In essence, the eIDAS Regulation provides a framework to promote:
- Transparency and accountability: well-defined minimal obligations for TSPs and liability.
- Guarantee of trustworthiness of the services together with security requirements for TSPs.
- Technological neutrality: avoiding requirements which could only be met by a specific technology.
- Market rules and standardization certainty.

== Content ==
Website authentication certificates are one of the five trust services defined in the eIDAS Regulation. Article 45 sets the requirement for trust service providers issuing qualified website authentication certificates of being qualified, which implies that all requirements for qualified trust service providers (QTSPs) described in the previous section will be applicable. Annex IV defines the content of qualified certificates for website authentication:

== Criticism ==
Updates to eIDAS proposed in 2021 require browsers to provide new forms of assurance of website authenticity without specifying exactly how.
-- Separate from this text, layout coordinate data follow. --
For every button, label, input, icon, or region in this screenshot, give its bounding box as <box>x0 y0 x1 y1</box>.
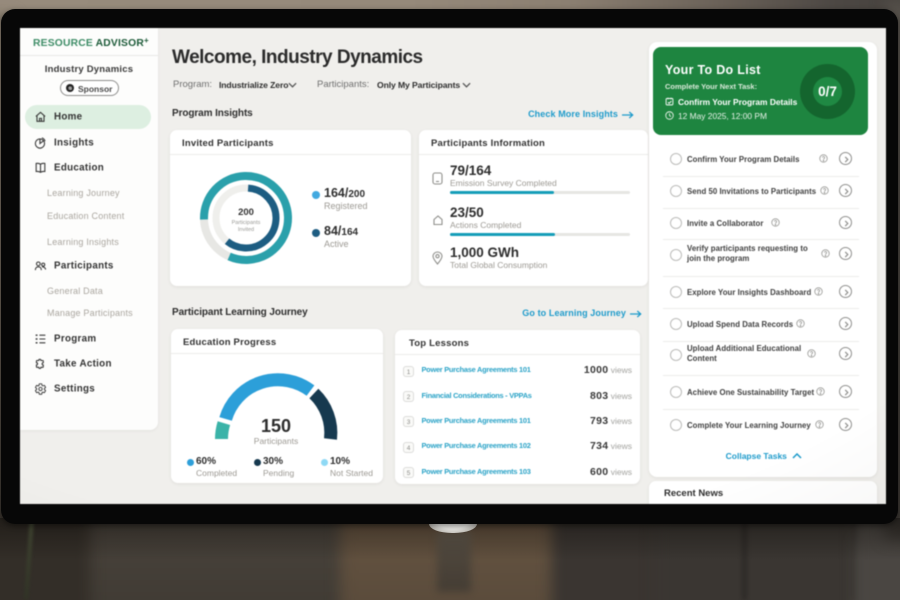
svg-text:Invited: Invited <box>237 227 253 233</box>
svg-text:Participants: Participants <box>231 220 260 226</box>
svg-text:200: 200 <box>238 207 254 218</box>
svg-text:Participants: Participants <box>254 436 298 446</box>
svg-text:150: 150 <box>261 416 291 436</box>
They require web browsers like Chrome, Safari, and Firefox to incorporate a list of government-specified "Trusted Service Providers", and to accept and "displayed in a user friendly manner" the QWACs which those TSPs issue, despite a variety of trust, legal, technical and security concerns. The Internet Society and Mozilla say that requirements of the regulation require violating other requirements. They also assert that it would undermine technical neutrality and interoperability, undermine privacy for end users, and create dangerous security risks. They suggest instead continuing to build on the existing CA framework.

== Browser Support ==
Firefox 153+ now verifies and displays Qualified website authentication certificate in accordance with eIDAS regulations.